= Cragg Hines =

American journalist

Charles Cragg Hines (19 June 1945 - 16 December 2023) was born in Dallas, Texas, was employed by the Houston Chronicle, as a correspondent, bureau chief and columnist, for more than three decades. He retired from the Chronicle in 2007. Since his retirement, Hines wrote for Washingtonian (magazine) as a freelancer and was a Democratic activist since 2008.

in 2001, Hines was named as one of the "Top 50 Journalists" in D.C., by Washingtonian, along with other notable journalists such as Dan Rather, Cokie Roberts, and Bob Woodward.

Hines reported from the Berlin Wall in 1987, and covered each summit meeting with Mikhail Gorbachev, through three administrations. He also reported on Saudi Arabia at the start of the Persian Gulf War, and the September 11 attacks.

== Education and background ==

Hines earned a Bachelor of Science degree in Journalism from the University of North Texas in 1967. While a student, he served as an editor of The Yucca, the yearbook of North Texas State University, in 1964, 1965, and 1966.

Hines was awarded a congressional fellowship, by the American Political Science Association, for the 1970-71 academic school year. The program is a highly selective, nonpartisan program devoted to expanding knowledge and awareness of Congress.

== Career ==
Hines was a news reporter, bureau manager and statehouse correspondent for United Press International, in Dallas, and later in Little Rock. After five years, he left in 1972, and began working at the Houston Chronicle.
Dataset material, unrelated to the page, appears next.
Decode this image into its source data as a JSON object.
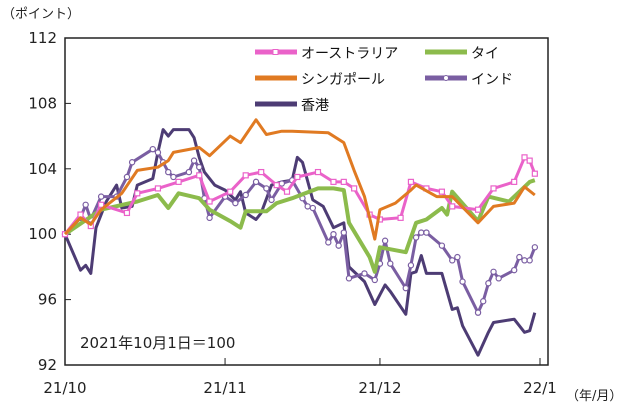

Hines' 35-year career with the Chronicle began in 1972, when he worked as a correspondent. Later, in 1983, he served as the paper's Washington bureau chief where he served in that position until 2000. He was a columnist at the Chronicle, until his retirement in 2007.

Hines reported from the Berlin Wall in 1987, when President Ronald Reagan made his "tear down this wall" speech. He also covered each summit meeting with Mikhail Gorbachev, through the Reagan, George H. W. Bush and Clinton administrations. He was in Saudi Arabia at the start of the Persian Gulf War, and wrote the main story in the Chronicle’s special edition, covering the 9/11 terrorist attacks on the Pentagon and World Trade Center.

== Awards and recognition ==
Hines was the recipient of several awards and honors, some of which are listed below.

- 1970-71 Awarded a Congressional Fellowship, by the American Political Science Association, funded by the Ford Foundation.
- 2001 Hines was one of the Top 50 Journalists in D.C., named by Washingtonian magazine.
- 2001 First-place, Texas Associated Press Managing Editors Award.
- 2007 Adweek referred to Hines "One of the great Washington monuments in the journalism community."
- 2019 The Mary Marshall Outstanding Democrat Award, by the Arlington County Democratic Committee.